Berlanjut pada era Susilo Bambang Yudhoyono selama dua periode pada tahun 2005-2014 pertumbuhan ekonomi 5,64%-5,80% dan era Joko Widodo selama dua periode 2015-2019 sebesar 5,03%-3,40%.
Pada periode kedua Presiden Jokowi perekonomian Indonesia sempat anjlok akibat krisis pandemi Covid-19 yang melanda dunia. Kendati demikian, menurut Purbaya penyebab utama penurunan bukan hanya krisis semata.
“Jaman Pak SBY, kebijakan ekonominya lebih private sector driven. Di jaman Jokowi lebih government sector driven. Padahal sebelumnya, dua-duanya jalan. Mesin pertumbuhannya yang selalu pincang dan pertumbuhannya tidak pernah optimal dan tidak pernah mencapai pertumbuhan sebelum krisis 1998,” ungkapnya.
Purbaya pun menjelaskan bahwa dalam dua dekade terakhir mesin ekonomi hanya digerakkan dari satu sisi. Pada era SBY, pertumbuhan kredit mencapai 21% per tahun dan hanya 8% di era Jokowi. Tak hanya itu, likuiditas pun melambat drastis.
“Ada satu hal yang membedakan jaman Presiden SBY dengan Presiden Jokowi.
Di jaman Pak SBY, dia cenderung market base, intervensi pemerintah ada, tapi baru mulai di akhir-akhir. Jadi dana-dana pembangunan program-program yang langsung ke rakyat lebih sedikit. Sedangkan di jaman Pak Jokowi lebih banyak karena government-driven,” ujarnya.
Tingginya tingkat kepuasan masyarakat di era Jokowi pun menjadi sorotan. Hal tersebut menurutnya karena banyaknya program yang dapat dirasakan langsung oleh masyarakat.
“Kenapa rakyatnya puas yang tidak jadi kaya? Karena fungsi pemerintahan, fungsi program-program yang langsung rakyat akan mempengaruhi popularitas atau kepuasan masyarakat terhadap mimpinya terhadap Presiden. Jadi program-program tadi tidak bisa dihapuskan,” tegasnya.
Maka dari itu, Purbaya menilai pentingnya stabilitas sistem perbankan agar sektor keuangan dapat menopang pertumbuhan. Pasalnya, Presiden Prabowo Subianto memiliki target pertumbuhan ekonomi hingga 8% pada 2029 mendatang.
“Pertumbuhan yang berimbang, dua mesin dijalankan bareng-bareng. Kalau tadi mesin fiskal jalan, mesin private jalan, harusnya pertumbuhan ekonomi 6,5 sampai 7 persen enggak susah-susah amat untuk dicapai. Kalau 8 persen mungkin pakai usaha sedikit, tapi itu juga bukan hal yang mustahil,” ujarnya.

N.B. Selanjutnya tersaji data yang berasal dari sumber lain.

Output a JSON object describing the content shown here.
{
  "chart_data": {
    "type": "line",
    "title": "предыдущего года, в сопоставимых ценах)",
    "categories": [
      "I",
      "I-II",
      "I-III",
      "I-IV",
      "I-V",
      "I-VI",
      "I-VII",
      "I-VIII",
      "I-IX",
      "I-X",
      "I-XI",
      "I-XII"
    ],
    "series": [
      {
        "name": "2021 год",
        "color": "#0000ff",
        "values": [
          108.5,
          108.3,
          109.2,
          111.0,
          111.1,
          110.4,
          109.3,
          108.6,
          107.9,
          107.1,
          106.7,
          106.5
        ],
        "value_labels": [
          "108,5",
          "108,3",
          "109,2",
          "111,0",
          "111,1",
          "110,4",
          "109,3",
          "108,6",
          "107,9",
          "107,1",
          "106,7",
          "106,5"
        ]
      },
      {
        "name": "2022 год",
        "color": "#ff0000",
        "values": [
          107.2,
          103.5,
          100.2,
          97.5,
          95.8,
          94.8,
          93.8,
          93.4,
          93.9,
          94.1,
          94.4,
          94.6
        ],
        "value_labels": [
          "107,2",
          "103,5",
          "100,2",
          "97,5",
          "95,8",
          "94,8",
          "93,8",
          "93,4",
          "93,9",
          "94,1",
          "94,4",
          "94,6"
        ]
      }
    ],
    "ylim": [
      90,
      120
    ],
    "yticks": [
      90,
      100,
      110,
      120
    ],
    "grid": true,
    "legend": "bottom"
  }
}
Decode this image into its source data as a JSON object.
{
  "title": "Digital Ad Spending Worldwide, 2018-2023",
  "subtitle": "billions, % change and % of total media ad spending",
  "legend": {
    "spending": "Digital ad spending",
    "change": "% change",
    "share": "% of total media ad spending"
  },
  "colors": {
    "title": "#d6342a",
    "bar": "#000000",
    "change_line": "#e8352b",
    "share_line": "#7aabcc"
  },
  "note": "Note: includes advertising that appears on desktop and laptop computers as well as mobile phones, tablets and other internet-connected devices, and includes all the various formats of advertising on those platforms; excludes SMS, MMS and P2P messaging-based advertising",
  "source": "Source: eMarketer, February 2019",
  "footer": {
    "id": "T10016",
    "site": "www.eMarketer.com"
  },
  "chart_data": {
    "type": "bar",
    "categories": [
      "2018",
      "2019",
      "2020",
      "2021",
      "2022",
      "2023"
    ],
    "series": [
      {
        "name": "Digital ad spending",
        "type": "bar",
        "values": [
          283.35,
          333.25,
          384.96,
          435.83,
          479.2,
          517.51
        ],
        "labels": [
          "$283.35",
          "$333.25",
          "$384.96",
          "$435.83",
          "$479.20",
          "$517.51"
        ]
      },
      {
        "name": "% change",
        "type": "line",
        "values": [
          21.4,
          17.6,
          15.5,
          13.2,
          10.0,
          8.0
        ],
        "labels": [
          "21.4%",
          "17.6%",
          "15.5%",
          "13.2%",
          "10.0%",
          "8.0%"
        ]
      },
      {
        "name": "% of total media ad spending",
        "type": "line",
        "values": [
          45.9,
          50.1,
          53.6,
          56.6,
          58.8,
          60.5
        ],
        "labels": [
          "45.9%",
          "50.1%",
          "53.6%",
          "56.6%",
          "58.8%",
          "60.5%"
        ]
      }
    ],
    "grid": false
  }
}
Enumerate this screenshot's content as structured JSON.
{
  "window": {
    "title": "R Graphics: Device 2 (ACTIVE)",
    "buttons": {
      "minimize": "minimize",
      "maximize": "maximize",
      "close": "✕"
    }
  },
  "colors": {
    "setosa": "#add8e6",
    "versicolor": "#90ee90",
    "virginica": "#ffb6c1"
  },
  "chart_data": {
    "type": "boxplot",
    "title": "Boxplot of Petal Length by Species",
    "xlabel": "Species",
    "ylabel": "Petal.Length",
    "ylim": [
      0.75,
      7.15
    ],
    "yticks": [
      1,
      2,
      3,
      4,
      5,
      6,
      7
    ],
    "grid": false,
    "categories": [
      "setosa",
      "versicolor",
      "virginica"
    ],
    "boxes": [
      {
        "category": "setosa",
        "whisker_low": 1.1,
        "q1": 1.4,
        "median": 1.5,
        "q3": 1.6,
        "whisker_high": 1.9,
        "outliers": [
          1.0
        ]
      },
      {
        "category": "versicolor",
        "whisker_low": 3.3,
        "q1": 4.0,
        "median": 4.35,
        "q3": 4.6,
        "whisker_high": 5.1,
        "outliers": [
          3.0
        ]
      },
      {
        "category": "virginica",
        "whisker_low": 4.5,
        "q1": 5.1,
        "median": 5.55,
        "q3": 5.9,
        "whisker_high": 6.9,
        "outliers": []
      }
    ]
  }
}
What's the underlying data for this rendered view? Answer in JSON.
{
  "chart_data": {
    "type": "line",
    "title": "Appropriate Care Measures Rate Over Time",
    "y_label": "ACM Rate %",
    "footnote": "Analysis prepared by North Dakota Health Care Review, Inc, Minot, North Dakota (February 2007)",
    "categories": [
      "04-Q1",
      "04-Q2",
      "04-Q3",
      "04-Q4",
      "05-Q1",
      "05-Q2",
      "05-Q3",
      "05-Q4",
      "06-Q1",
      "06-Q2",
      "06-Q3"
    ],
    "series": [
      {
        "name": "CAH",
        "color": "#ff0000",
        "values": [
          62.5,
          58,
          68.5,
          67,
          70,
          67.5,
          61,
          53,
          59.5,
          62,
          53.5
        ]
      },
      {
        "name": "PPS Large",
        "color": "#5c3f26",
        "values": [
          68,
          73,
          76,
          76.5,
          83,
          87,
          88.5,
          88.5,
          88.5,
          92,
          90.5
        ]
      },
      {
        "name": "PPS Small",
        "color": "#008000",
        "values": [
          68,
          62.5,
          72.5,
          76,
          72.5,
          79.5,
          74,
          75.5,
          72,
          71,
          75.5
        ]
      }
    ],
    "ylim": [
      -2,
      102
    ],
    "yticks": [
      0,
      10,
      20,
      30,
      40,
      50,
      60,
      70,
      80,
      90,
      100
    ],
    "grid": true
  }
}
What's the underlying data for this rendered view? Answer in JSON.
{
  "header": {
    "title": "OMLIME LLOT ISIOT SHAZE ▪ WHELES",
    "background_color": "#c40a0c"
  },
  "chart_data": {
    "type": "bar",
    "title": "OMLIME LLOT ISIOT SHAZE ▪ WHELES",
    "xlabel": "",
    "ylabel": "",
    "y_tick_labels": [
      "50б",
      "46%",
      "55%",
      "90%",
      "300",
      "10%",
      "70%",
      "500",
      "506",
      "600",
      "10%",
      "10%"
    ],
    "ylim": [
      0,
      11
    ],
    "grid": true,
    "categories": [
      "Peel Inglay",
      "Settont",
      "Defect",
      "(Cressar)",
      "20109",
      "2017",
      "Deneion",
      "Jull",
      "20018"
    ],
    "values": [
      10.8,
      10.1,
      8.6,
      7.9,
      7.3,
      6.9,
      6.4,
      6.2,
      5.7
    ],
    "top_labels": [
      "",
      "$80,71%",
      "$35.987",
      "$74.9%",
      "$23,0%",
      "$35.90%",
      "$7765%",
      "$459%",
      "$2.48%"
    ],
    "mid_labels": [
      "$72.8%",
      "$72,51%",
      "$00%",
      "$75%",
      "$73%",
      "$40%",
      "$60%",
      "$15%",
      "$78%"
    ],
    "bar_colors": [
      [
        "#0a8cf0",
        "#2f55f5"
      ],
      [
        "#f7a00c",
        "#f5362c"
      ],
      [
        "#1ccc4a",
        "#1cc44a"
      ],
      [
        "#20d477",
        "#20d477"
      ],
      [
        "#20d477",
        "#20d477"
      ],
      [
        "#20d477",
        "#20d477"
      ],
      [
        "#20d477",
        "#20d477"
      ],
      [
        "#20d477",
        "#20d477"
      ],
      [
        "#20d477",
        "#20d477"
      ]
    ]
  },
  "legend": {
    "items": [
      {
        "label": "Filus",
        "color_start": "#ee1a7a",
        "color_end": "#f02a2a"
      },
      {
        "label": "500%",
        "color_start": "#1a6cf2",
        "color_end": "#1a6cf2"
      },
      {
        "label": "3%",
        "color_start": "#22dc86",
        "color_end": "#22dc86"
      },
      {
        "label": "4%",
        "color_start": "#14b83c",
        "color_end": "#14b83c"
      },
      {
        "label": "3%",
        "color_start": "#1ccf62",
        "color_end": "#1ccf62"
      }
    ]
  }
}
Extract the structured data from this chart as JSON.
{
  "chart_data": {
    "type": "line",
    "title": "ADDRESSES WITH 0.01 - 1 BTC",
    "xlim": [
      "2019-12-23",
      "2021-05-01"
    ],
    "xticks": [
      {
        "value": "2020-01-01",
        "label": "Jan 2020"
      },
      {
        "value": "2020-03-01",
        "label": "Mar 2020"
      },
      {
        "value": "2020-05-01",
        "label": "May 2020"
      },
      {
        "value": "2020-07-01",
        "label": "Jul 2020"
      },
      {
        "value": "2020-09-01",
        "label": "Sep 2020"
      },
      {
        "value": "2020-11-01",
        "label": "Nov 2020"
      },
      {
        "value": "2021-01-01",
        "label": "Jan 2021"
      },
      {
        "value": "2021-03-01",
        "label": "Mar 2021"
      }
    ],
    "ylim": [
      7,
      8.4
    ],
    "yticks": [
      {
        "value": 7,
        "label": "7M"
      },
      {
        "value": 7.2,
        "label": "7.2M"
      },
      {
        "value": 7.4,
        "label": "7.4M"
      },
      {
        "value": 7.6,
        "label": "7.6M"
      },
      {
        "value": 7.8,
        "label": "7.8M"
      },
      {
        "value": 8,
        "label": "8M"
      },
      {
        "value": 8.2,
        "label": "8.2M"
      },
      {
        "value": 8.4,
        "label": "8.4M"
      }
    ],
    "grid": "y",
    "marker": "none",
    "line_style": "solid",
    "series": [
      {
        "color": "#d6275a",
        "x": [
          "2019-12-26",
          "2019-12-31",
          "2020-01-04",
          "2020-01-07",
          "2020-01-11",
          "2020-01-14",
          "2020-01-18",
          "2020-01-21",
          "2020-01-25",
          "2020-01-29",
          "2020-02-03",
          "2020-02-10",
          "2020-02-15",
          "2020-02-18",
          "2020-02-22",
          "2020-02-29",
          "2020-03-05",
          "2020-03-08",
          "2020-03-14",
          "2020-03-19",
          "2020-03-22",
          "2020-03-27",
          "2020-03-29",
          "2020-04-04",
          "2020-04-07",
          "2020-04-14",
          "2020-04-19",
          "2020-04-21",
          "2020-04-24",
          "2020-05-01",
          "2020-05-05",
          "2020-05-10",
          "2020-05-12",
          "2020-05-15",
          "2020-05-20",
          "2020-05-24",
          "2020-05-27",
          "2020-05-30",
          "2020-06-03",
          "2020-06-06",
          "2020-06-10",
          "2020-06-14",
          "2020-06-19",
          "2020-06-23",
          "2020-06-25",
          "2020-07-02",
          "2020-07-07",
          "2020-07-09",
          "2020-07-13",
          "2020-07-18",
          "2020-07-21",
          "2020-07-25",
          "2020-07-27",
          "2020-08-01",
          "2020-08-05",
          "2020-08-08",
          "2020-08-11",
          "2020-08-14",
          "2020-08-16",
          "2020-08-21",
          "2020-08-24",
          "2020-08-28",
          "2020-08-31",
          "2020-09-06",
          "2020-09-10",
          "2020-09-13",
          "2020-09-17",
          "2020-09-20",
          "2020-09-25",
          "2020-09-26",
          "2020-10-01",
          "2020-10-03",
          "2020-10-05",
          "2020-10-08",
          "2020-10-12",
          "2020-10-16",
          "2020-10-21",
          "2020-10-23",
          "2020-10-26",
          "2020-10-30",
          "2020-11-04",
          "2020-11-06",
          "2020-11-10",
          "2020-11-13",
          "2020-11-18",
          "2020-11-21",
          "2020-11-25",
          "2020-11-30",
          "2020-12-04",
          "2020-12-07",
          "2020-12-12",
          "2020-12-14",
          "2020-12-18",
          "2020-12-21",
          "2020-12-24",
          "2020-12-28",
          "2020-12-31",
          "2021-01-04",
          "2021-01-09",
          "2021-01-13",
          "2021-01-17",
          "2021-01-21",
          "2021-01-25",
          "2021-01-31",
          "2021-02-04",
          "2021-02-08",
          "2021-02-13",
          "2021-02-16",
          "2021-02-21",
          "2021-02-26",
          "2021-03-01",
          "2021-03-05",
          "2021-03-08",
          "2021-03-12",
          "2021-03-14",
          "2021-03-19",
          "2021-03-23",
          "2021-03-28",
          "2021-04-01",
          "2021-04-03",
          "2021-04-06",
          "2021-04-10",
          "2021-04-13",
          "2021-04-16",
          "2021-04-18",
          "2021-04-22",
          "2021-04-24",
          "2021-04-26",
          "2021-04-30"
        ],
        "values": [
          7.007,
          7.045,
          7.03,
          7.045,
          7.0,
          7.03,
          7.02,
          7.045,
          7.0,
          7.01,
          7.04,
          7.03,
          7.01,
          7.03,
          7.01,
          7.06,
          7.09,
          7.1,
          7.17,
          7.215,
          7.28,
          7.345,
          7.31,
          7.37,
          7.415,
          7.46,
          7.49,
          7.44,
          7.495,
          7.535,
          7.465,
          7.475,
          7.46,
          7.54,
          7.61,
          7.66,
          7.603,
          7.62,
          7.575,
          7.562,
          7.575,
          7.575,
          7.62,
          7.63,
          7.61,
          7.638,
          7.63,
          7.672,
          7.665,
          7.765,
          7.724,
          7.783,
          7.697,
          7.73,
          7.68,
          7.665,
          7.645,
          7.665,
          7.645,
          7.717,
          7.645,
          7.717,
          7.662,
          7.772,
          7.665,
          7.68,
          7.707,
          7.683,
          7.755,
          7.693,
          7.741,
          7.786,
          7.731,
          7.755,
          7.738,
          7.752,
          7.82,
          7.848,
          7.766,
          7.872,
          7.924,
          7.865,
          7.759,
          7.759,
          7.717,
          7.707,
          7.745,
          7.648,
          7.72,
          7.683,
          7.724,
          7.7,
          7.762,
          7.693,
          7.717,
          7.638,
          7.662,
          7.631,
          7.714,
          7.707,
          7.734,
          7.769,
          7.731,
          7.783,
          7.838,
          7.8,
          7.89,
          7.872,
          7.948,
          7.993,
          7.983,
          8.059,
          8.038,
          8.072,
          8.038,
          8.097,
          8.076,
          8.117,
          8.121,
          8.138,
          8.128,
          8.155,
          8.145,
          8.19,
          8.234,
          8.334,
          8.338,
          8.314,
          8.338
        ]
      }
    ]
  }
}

LPS sudah menjalankan apa yang menjadi pandangan Sumitro, yaitu stabilitas sistem perbankan penting sekali untuk menjaga stabilitas ekonomi dan memastikan uang di bank untuk membangun masyarakat secara keseluruhan, menjamin sistem keuangan tidak berdampak seburuk waktu itu.
“LPS aktif memberikan konstribusi ke masyarakat umum melalui penguatan IT di BPS. Kita buat IT gratis sehingga bisa menjalankan fungsinya untuk membantu UMKM,” kata Purbaya.